La villa è bellissima. Ci sono molte costruzioni, monumentali e decorative, tra cui il Palazzo (mai visitabile dal pubblico prima della sua apertura il 21 marzo 2006), la Casina delle Civette, il Villino Rosso, il Casino dei Principi; i falsi Ruderi, la Limonaia, il Teatro, le Scuderie, la Serra Moresca; due obelischi e la Colonna di Carlo Torlonia. E un parco meraviglioso, l'unico giardino all’inglese di Roma.
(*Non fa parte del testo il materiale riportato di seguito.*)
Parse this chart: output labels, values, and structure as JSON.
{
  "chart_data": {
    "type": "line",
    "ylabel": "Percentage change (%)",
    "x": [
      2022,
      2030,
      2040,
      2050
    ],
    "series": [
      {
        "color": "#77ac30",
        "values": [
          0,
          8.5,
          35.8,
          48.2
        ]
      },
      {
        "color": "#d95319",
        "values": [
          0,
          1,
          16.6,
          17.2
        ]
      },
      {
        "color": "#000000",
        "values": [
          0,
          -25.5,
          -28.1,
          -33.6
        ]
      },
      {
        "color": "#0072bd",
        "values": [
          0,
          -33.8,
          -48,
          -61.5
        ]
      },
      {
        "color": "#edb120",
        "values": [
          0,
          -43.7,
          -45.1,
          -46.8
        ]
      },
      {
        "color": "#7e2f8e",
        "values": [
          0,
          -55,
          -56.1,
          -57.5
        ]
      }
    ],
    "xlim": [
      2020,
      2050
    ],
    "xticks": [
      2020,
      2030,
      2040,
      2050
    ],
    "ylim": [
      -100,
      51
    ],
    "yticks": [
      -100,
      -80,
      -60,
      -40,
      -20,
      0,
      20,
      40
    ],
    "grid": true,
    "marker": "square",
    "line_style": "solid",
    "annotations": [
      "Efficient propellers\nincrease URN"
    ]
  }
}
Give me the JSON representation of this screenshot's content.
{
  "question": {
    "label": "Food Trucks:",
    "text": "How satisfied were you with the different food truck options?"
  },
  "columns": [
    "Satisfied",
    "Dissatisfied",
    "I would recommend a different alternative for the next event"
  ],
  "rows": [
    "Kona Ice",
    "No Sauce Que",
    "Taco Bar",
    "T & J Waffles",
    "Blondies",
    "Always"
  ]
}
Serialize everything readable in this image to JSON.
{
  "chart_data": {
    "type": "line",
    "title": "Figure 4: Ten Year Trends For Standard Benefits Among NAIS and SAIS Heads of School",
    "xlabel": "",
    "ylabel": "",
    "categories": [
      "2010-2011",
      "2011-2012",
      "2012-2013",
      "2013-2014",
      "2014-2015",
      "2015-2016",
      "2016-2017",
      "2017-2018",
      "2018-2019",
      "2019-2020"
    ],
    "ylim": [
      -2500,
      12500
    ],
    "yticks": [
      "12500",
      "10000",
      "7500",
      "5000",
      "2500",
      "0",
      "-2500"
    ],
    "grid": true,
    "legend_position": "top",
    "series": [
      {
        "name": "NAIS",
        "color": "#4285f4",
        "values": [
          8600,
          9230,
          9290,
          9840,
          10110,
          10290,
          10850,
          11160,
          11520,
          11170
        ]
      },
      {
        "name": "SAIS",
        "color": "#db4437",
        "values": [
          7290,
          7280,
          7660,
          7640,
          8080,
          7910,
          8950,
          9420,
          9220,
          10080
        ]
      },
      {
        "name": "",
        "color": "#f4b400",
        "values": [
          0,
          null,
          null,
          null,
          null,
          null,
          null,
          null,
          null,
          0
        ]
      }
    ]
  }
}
Planimetria della Villa (da: Villa Torlonia, De Luca editore, Roma 2000)

La villa è l'emblema della potenza e della ricchezza della famiglia. Nell'Ottocento gli "investimenti" nell'arte da parte delle famiglie aristocratiche erano diminuiti: rivoluzione francese, invasione napoleonica, repubblica romana avevano messo in crisi sia i nobili che il Vaticano, che non avevano più disponibilità economiche. Unica eccezione, i Torlonia, che chiamano i più grandi artisti dell'epoca, a cominciare da Giuseppe Valadier, l'ideatore di Piazza del Popolo. Nella villa  viene creato un complesso di edifici, affreschi, sculture e stucchi unico per ampiezza e qualità, prevalentemente di gusto neoclassico ma anche con esempi notevoli di stile eclettico e liberty. 

 
Per circa vent'anni, dal 1925 al 1943, la villa è stata la residenza di Mussolini e della sua famiglia (nella foto, le nozze tra Edda Mussolini e Galeazzo Ciano). Ma l'unica testimonianza rimasta di questa presenza sono due bunker sotterranei che Mussolini fece costruire per sfuggire ad eventuali attacchi aerei o con i gas.
Nel maggio del 1944, e fino al 1947, nella villa si installò il Comando militare anglo-americano: in quei tre anni i danni causati agli edifici e alla vegetazione sono stati devastanti.
  
Lo stato di abbandono del complesso, acquistato dal Comune di Roma nel 1977 e destinato a parco pubblico, è continuato fino a circa 15 anni fa, quando è iniziata una grandiosa opera di restauro del complesso, ancora non ultimata.
 ... Da non perdere, se venite a Roma!